Is there a better Modbus library?

Hi folks. I'm trying to implement an application to read and write using the Modbus protocol and I'm feeling a bit discouraged.

I've been able to implement my application on an Uno Wifi Rev 2, using the ArduinoModbus library. However, I'd like to get it working on some other boards. The R2 is no longer current, and it's kind of expensive ($55 from Amazon).

I tried running my code on an original Uno. I had to modify the library code to get it to compile and load, but it won't run. I think it runs out of memory, it just quits on startup. I tried running it on a R4 Wifi Uno. At first the library code wouldn't compile at all, I made a bunch more changes to the library to get it to compile and run. It runs, but it times out on every communications call.

So I thought maybe I should try a different library, so I moved on to Modbus-Arduino, but it lacked the functionality I needed. Then ModbusMaster. Then YAAJ_ModbusMaster, which claimed to fix the problems with ModbusMaster.

All of these libraries pretty much follow the same pattern: I copy the example program, and it doesn't compile. I spend a while rooting around in the source code fixing the compiler errors until I get it to compile and load. Then it doesn't run. At that point I give up, there's a limit to how much I can do with someone else's decade old code.

It seems a lot of people have gone down this road, ArduionModbus has 108 forks, ModbusMaster has 331. Has anyone gone down this path and found a solution that works?

I did find this thread from a few years ago that discusses the problem and pretty much comes to the same conclusion:

Thanks.

Hi,

I'm the OP of the post you linked so I got tagged (I don't mind).

If you're interested in the final (working but might be ugly) code from that post, you can find it here:

Other than that, I agree with the statement of 'too many damn things that don't work as intended', but I'm unable to do much more for you than to provide the final code, I'm sorry.

I don't think there is anything magic about Modbus, but it is easy for me to say that because I spent nearly a decade writing code for Modbus devices, and even longer on comms in general.

However, there are sufficient wrinkles in the Modbus spec which make it hard to be play and play, and easy to get wrong. For example, an address of 30007 means input register address 7, but the address sent in the message is 0-based, so ends up being 6. Then throw in all the issues with character framing, slave address, RS485 port control etc.

Treating the Modbus library as a black box, it can be hard to find the right config by trial and error, there are too many variables. And if it either works or it doesn't, you need some understanding of Modbus and how to debug comms. It doesn't help that the standard serial port used for debug is also the one you want to use for Modbus.

Modbus is a less popular application than say addressable LEDs or servo motors, so it is not surprising that the libraries are less well maintained and supported.

So I don't think Modbus is ever likely to reach the "just works" level for people who may be novices to Modbus and also not experienced coders. I guess I could write a library which had an auto "config option" and suggests a setup, but I probably wouldn't have the time to support or maintain it.

So the whole idea of a layered protocol is that each layer is independent of the other layers. Modbus is supposed to be an application layer protocol, it can run over RS485 or RS232 or TCP/IP, if implemented properly it shouldn't have to know anything about the layers below it. So an implementation that abstracts the communication layer should be quite portable to different boards.

Having looked at a handful of implementations, what I've seen is that many don't abstract the communication layer below them. Some do, they just have a Stream object that can read and write bytes, but for the most part they tear into the Serial object, which causes problems when you switch to a different board that implements Serial differently.

There also seem to be problems with architecture-specific code. ArduinoModbus in particular is littered with #ifdef statements, even a fair number of "#if defined(_WIN32)" statements (gasp!). Byte ordering is always important when you're communicating with another computer, the default data type in Modbus is a two-byte short integer, so byte order matters.
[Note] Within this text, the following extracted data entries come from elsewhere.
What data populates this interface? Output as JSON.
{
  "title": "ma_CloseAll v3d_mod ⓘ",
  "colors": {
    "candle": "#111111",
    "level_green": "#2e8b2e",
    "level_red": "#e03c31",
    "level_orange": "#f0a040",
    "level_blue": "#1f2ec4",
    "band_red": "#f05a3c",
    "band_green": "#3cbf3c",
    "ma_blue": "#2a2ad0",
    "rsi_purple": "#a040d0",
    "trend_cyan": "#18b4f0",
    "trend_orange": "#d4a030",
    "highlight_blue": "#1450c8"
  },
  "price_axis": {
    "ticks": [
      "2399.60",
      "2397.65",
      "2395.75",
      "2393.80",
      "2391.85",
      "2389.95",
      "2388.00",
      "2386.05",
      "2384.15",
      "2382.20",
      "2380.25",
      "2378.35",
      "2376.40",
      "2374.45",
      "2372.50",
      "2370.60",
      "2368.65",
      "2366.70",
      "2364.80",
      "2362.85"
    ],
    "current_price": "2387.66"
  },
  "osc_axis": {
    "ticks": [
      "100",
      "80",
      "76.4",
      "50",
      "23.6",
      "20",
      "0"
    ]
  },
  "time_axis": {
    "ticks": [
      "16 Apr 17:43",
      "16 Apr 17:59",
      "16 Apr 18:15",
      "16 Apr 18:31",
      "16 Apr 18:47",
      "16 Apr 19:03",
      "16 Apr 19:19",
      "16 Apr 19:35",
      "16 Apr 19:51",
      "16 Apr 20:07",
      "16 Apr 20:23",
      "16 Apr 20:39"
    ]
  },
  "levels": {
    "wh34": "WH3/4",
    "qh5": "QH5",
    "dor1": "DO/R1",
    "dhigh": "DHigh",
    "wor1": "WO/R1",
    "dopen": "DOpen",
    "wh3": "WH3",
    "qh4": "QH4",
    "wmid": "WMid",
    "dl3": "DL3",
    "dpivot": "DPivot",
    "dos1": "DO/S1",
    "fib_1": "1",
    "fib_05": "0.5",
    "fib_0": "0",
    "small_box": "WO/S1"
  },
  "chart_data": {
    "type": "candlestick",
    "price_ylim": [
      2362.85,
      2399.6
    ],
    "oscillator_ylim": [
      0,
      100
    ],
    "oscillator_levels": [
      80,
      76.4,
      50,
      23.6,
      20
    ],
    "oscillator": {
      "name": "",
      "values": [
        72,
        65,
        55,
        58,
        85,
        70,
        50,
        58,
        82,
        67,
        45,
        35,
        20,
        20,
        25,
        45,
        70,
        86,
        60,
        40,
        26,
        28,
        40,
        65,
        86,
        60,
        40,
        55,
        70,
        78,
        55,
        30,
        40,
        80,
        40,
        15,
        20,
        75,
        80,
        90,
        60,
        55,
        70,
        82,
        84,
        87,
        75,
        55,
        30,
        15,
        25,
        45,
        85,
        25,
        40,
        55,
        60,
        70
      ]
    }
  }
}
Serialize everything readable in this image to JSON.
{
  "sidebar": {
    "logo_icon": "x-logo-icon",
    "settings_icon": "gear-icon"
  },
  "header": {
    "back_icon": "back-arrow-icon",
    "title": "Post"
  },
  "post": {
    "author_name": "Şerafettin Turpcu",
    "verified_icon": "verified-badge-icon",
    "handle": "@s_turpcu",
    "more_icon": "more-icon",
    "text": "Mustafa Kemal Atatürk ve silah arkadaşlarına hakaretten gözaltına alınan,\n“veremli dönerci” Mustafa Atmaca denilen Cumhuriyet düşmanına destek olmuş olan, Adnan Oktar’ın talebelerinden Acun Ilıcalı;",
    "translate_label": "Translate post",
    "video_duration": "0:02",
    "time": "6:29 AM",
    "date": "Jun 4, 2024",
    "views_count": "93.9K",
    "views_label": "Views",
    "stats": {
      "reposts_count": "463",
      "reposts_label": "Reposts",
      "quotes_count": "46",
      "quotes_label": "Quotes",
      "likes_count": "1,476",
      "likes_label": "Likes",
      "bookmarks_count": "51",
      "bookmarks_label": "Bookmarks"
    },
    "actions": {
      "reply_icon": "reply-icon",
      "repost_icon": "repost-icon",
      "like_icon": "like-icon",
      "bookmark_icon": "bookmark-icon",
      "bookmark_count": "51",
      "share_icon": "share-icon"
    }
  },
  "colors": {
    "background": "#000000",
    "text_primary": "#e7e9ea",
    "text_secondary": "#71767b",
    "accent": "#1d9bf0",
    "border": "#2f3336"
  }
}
And every packet has a CRC checksum, which depends on byte-level manipulations.

Timing seems to matter a lot to Modbus, I've found that if a Modbus call fails unexpectedly the most common fix is to insert a delay() statement before the statement. Timing is going to be processor-speed dependent, which makes it hard for code to be portable.

ArduinoModbus seems to have been ported from Unix via Windows. I mean, it's full of statements like:
`fprintf(stderr, "Sending request using RTS signal\n");

It allocates and frees a lot of memory, which isn't going to work in a lot of Arduino environments.